If only Obi-Wan Kenobi could wave a hand and use the powers of the Jedi to end this crisis or, better still, make it so it never happened. But while movies seen on a big screen can, and will again, offer their audiences such magic the reality in the market is sobering as we close out a Q1 that has been hijacked by the COVID-19 pandemic.
This week Gower Street introduces a new regular report: the Global Box Office Tracker. This report looks at daily figures for 2020 across global markets and compares them against the average figures in each market for the past three years to indicate the current deficit levels we are facing worldwide. This first graph looks at the calendar Q1.
- The stacked bar graph on the left shows total levels split out by domestic, China and international (excluding China).
- The pie chart indicates the current deficit compared to the average of the past three years ($4.7bn) and where (using the same split) those losses are currently coming from.
- The bar graph on the bottom right shows the percentage drops globally, and split out in the same manner, of 2020 compared to the average of the past three years.
This report will run twice weekly in Gower Street’s Road To Recovery report and once each month in Screendollars so that readers can not only track what is happening globally but also see how the make-up of the deficit changes over time.
Right now, China understandably accounts for the biggest portion ($2.2bn) of the deficit having closed-down nearly two-months prior to most of the rest of the world and just ahead of one of its two most lucrative box office weeks: the Chinese New Year holiday.
With different markets likely to return to operation at different times we can expect to see the proportions of these graphics shifting over time. Domestic ($0.9bn) and International ($1.6bn excluding China) losses will get worse before they get better. It is hoped, despite a current return to closure, that China may be an early market to resume business.
This hole in our collective business is obviously a concern to us all. Last week we looked at scenarios for where domestic business might plausibly end up based on the current calendar. This week brought a further raft of calendar changes and an indication of what some studios might be thinking.
Some of these moves brought positive clarity with displaced and unset titles such as BLACK WIDOW, MULAN and A QUIET PLACE, PART II selecting new dates. However, as we suggested could happen last week, some moves have displaced other titles where studios have switched out a later-year release for a displaced title and moved it into next year. The shuffle of Marvel Cinematic Universe titles is one such example, with BLACK WIDOW taking ETERNALS’ November date and bumping the following four films on the MCU slate down one release slot. Paramount’s move of TOP GUN: MAVERICK to December displaced THE TOMORROW WAR.
Other titles such as Sony’s GHOSTBUSTERS: AFTERLIFE, Universal’s MINIONS: THE RISE OF GRU and Disney’s JUNGLE CRUISE have joined F9 in eschewing an inevitable 2020 back-end crush in favor of 2021 dates. And many remain unset.
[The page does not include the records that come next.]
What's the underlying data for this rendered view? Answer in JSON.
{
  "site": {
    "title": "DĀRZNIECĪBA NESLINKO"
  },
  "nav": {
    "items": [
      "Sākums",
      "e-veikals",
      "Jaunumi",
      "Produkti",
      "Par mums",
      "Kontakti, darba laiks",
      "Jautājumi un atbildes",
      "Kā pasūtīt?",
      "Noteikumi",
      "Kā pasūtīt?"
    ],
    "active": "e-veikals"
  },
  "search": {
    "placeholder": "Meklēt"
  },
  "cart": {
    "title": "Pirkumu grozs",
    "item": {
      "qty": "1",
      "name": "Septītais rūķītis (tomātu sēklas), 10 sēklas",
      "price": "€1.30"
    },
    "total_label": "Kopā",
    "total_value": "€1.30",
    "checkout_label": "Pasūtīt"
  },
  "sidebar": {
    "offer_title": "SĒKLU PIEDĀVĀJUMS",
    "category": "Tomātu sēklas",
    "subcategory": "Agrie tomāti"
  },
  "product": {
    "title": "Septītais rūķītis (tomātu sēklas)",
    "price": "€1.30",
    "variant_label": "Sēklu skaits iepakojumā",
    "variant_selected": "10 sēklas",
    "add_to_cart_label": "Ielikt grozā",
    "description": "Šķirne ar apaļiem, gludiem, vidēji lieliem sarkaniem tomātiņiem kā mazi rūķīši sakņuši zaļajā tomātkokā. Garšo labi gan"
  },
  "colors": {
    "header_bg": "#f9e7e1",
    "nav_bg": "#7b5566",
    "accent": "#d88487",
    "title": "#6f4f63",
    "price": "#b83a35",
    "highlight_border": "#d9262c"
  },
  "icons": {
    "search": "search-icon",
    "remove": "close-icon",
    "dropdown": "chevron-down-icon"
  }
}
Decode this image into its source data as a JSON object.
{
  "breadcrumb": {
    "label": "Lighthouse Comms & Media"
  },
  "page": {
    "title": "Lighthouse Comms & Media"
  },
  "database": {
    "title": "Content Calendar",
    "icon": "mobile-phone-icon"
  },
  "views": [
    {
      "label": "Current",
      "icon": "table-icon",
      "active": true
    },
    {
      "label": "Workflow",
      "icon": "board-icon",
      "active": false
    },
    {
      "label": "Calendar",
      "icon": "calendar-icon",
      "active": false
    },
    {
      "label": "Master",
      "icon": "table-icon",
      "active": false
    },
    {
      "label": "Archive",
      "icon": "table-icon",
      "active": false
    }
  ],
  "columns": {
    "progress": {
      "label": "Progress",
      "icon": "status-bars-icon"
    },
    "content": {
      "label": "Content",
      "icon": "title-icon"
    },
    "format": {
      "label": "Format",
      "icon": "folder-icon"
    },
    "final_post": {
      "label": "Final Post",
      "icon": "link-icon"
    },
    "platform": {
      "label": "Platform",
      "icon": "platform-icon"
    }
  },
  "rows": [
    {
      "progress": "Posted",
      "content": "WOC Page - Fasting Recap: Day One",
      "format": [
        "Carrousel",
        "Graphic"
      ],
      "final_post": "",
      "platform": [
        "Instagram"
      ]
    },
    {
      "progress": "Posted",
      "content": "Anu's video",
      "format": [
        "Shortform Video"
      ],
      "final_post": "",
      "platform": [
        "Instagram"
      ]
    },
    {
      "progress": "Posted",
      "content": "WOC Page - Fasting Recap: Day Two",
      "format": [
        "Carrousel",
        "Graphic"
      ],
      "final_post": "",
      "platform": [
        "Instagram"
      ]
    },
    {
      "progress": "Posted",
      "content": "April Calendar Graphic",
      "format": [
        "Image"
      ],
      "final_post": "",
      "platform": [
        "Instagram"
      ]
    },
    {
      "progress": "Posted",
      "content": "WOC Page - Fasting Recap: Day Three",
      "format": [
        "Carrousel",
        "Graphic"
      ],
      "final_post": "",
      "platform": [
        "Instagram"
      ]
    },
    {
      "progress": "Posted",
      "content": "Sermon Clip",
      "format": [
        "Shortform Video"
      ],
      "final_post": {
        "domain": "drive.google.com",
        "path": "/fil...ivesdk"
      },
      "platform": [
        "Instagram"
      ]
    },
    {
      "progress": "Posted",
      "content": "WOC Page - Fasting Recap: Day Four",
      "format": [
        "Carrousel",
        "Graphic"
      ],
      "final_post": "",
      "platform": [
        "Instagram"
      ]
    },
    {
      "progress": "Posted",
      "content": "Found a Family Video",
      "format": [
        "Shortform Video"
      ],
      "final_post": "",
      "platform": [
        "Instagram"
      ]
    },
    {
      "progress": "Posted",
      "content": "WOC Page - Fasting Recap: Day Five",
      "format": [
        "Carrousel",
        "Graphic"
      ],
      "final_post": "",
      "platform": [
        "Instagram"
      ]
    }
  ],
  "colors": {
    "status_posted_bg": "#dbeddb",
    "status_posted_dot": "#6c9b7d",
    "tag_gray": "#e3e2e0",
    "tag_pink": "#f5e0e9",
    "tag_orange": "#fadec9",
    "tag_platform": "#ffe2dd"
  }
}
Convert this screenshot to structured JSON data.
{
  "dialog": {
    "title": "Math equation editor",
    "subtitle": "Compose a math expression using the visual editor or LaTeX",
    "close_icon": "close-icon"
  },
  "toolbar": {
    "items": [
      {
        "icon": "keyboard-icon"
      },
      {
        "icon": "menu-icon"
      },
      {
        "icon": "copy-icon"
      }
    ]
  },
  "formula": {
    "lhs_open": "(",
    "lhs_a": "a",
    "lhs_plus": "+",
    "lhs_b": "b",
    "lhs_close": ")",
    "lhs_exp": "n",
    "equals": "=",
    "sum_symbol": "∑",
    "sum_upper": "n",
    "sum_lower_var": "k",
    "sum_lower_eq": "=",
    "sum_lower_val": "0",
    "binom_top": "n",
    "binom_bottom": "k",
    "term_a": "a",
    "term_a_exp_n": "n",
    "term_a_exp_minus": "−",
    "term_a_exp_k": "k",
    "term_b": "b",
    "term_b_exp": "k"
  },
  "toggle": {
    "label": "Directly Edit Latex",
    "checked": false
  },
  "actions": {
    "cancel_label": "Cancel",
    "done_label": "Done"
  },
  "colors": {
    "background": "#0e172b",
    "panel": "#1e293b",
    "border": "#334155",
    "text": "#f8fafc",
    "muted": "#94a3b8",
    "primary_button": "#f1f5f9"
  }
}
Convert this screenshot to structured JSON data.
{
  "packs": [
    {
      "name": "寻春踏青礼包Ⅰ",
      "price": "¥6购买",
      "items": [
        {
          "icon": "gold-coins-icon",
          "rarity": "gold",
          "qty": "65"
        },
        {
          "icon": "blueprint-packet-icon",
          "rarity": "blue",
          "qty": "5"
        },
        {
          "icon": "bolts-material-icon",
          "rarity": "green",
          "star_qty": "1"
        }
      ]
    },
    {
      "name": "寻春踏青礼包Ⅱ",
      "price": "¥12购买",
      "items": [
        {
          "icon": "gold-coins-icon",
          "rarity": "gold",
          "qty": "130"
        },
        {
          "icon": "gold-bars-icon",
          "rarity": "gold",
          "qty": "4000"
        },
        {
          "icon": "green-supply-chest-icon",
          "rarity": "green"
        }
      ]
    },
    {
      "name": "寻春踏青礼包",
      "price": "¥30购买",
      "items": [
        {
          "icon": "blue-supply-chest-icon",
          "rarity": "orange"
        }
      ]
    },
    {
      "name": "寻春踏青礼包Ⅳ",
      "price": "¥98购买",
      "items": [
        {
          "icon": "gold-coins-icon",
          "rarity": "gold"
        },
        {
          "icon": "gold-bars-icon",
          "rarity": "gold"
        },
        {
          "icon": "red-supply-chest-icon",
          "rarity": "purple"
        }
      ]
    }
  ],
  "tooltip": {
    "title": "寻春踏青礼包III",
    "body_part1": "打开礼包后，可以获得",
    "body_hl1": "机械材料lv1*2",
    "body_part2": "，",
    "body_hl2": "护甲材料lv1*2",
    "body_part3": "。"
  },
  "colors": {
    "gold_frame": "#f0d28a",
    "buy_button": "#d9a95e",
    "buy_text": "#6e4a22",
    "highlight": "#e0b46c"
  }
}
Gower Street now estimates that displaced and currently unset titles have a collective domestic box office value of around $950 million. This is down from $1.56 billion a week ago thanks to the clarity brought by re-dating. However, we now estimate the collective box office for titles reset to 2021, or that have abandoned theatrical ambitions, have a domestic value of around $1.82 billion.
To return to STAR WARS parlance, a new hope may have emerged in recent re-dating moves that theaters could be re-opened by July – WONDER WOMAN 1984’s move to mid-August would allow for a 6-week marketing run-in if theaters were operating by the start of July after a 3-month closure; Disney’s re-set of MULAN for July 24 suggests a similar hope. Of course, this is a fluid situation: further moves may come; some chosen re-set dates could move again.
Gower Street is tracking changes at an even more granular level than shown on the above graph, with international market by market and regional data being introduced to its Road To Recovery report published twice weekly on its new website.
The Road To Recovery report also tracks the number of cinemas open in each market and the volume of daily business alongside other key factors and market-status commentary so we can not only see what has happened and where we stand but also spot first signs of improvement and identify recovery patterns that could provide a blueprint for other markets. A state by state domestic report will also follow.